Think World Trade Center, only many, many times worse. Indeed, remember that just a few months ago the National Commission on Terrorism released its report noting that "international terrorism poses an increasingly dangerous and difficult threat to America. This was underscored by the December 1999 arrests in Jordan and at the U.S./Canadian border of foreign nationals who were allegedly planning to attack crowded millennium celebrations.

"Today's terrorists seek to inflict mass casualties, and they are attempting to do so both overseas and on American soil. They are less dependent on state sponsorship and are, instead, forming loose, transnational affiliations based on religious or ideological affinity and a common hatred of the United States. This makes terrorist attacks more difficult to detect and prevent."

Paying the price of global hegemony

The fault is really our own. We have become so used to the Clinton administration's way of warfare, via airpower and cruise missiles carefully calibrated with the latest poll data, and all the talk about the "revolution in military affairs" that we have forgotten that conducting an interventionist foreign policy, especially a half-hearted and fitful one, has real consequences. And, to a far too large extent, military leaders are still fixated on fighting the war they want to fight rather than the one they will have to fight.

Can we do anything to prevent terrorist attacks?

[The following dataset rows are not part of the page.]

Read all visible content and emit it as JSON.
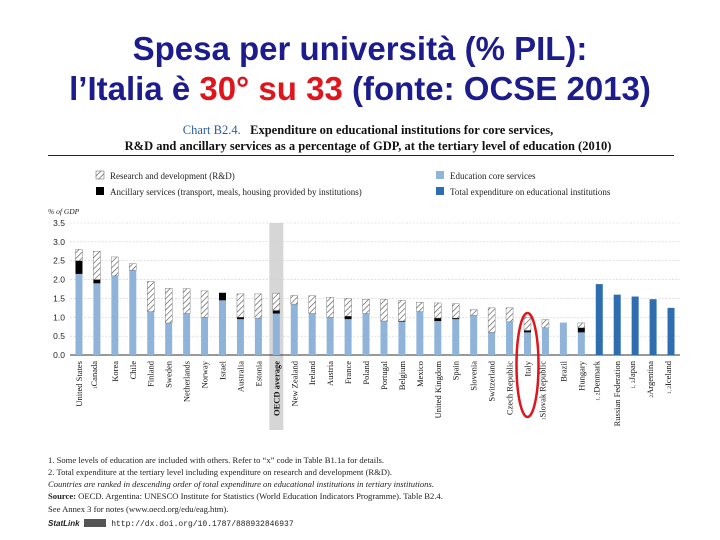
{
  "slide": {
    "title_line1": "Spesa per università (% PIL):",
    "title_line2_a": "l’Italia è ",
    "title_line2_highlight": "30° su 33",
    "title_line2_b": " (fonte: OCSE 2013)"
  },
  "chart_header": {
    "label": "Chart B2.4.",
    "line1": "Expenditure on educational institutions for core services,",
    "line2": "R&D and ancillary services as a percentage of GDP, at the tertiary level of education (2010)"
  },
  "legend": {
    "rd": "Research and development (R&D)",
    "ancillary": "Ancillary services (transport, meals, housing provided by institutions)",
    "core": "Education core services",
    "total": "Total expenditure on educational institutions"
  },
  "colors": {
    "core": "#8fb3d9",
    "total": "#2e6db0",
    "ancillary": "#000000",
    "oecd_band": "#d6d6d6",
    "highlight_circle": "#e0151b",
    "title": "#1c1c8c"
  },
  "chart_data": {
    "type": "bar",
    "stacked": true,
    "ylabel": "% of GDP",
    "ylim": [
      0,
      3.5
    ],
    "yticks": [
      "0.0",
      "0.5",
      "1.0",
      "1.5",
      "2.0",
      "2.5",
      "3.0",
      "3.5"
    ],
    "categories": [
      "United States",
      "Canada",
      "Korea",
      "Chile",
      "Finland",
      "Sweden",
      "Netherlands",
      "Norway",
      "Israel",
      "Australia",
      "Estonia",
      "OECD average",
      "New Zealand",
      "Ireland",
      "Austria",
      "France",
      "Poland",
      "Portugal",
      "Belgium",
      "Mexico",
      "United Kingdom",
      "Spain",
      "Slovenia",
      "Switzerland",
      "Czech Republic",
      "Italy",
      "Slovak Republic",
      "Brazil",
      "Hungary",
      "Denmark",
      "Russian Federation",
      "Japan",
      "Argentina",
      "Iceland"
    ],
    "category_superscripts": [
      "",
      "1",
      "",
      "",
      "",
      "",
      "",
      "",
      "",
      "",
      "",
      "",
      "",
      "",
      "",
      "",
      "",
      "",
      "",
      "",
      "",
      "",
      "",
      "",
      "",
      "",
      "1",
      "",
      "",
      "1, 2",
      "",
      "1, 2",
      "2",
      "1, 2"
    ],
    "series": [
      {
        "name": "Education core services",
        "values": [
          2.15,
          1.9,
          2.1,
          2.25,
          1.15,
          0.85,
          1.1,
          1.0,
          1.45,
          0.95,
          0.98,
          1.1,
          1.35,
          1.1,
          1.0,
          0.95,
          1.1,
          0.9,
          0.88,
          1.15,
          0.9,
          0.95,
          1.05,
          0.6,
          0.88,
          0.6,
          0.72,
          0.86,
          0.6,
          null,
          null,
          null,
          null,
          null
        ]
      },
      {
        "name": "Ancillary services (transport, meals, housing provided by institutions)",
        "values": [
          0.35,
          0.1,
          0.0,
          0.0,
          0.0,
          0.0,
          0.0,
          0.0,
          0.2,
          0.05,
          0.0,
          0.08,
          0.0,
          0.0,
          0.0,
          0.08,
          0.0,
          0.0,
          0.02,
          0.0,
          0.08,
          0.03,
          0.0,
          0.0,
          0.0,
          0.05,
          0.0,
          0.0,
          0.12,
          null,
          null,
          null,
          null,
          null
        ]
      },
      {
        "name": "Research and development (R&D)",
        "values": [
          0.3,
          0.75,
          0.5,
          0.17,
          0.8,
          0.92,
          0.66,
          0.7,
          0.0,
          0.62,
          0.64,
          0.46,
          0.23,
          0.47,
          0.53,
          0.47,
          0.38,
          0.58,
          0.55,
          0.25,
          0.4,
          0.38,
          0.15,
          0.65,
          0.37,
          0.35,
          0.22,
          0.0,
          0.13,
          null,
          null,
          null,
          null,
          null
        ]
      },
      {
        "name": "Total expenditure on educational institutions",
        "values": [
          null,
          null,
          null,
          null,
          null,
          null,
          null,
          null,
          null,
          null,
          null,
          null,
          null,
          null,
          null,
          null,
          null,
          null,
          null,
          null,
          null,
          null,
          null,
          null,
          null,
          null,
          null,
          null,
          null,
          1.88,
          1.6,
          1.55,
          1.48,
          1.25
        ]
      }
    ],
    "highlight": "OECD average",
    "circled": "Italy"
  },
  "footnotes": {
    "n1": "1. Some levels of education are included with others. Refer to “x” code in Table B1.1a for details.",
    "n2": "2. Total expenditure at the tertiary level including expenditure on research and development (R&D).",
    "ranking": "Countries are ranked in descending order of total expenditure on educational institutions in tertiary institutions.",
    "source_label": "Source:",
    "source_text": " OECD. Argentina: UNESCO Institute for Statistics (World Education Indicators Programme). Table B2.4.",
    "annex": "See Annex 3 for notes (www.oecd.org/edu/eag.htm).",
    "statlink_label": "StatLink",
    "statlink_url": "http://dx.doi.org/10.1787/888932846937"
  }
}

Not really. Oh, we can probably raise the costs and make it more difficult. Better intelligence analysis and coordination might help, as would hardening targets (though the USS Cole was as hardened as it was going to get). We also could raise the stakes by instituting a policy stating that terrorist strikes against American forces or the homeland will provoke a declaration of war against those who use or sponsor it.

But if someone really is willing to meet their maker in order to attack you, chances are they will succeed. In short, if you want to be a global hegemony you have to be prepared to pay the price. Better get used to terrorist attacks like those in Yemen; unfortunately, it probably will not be the last time.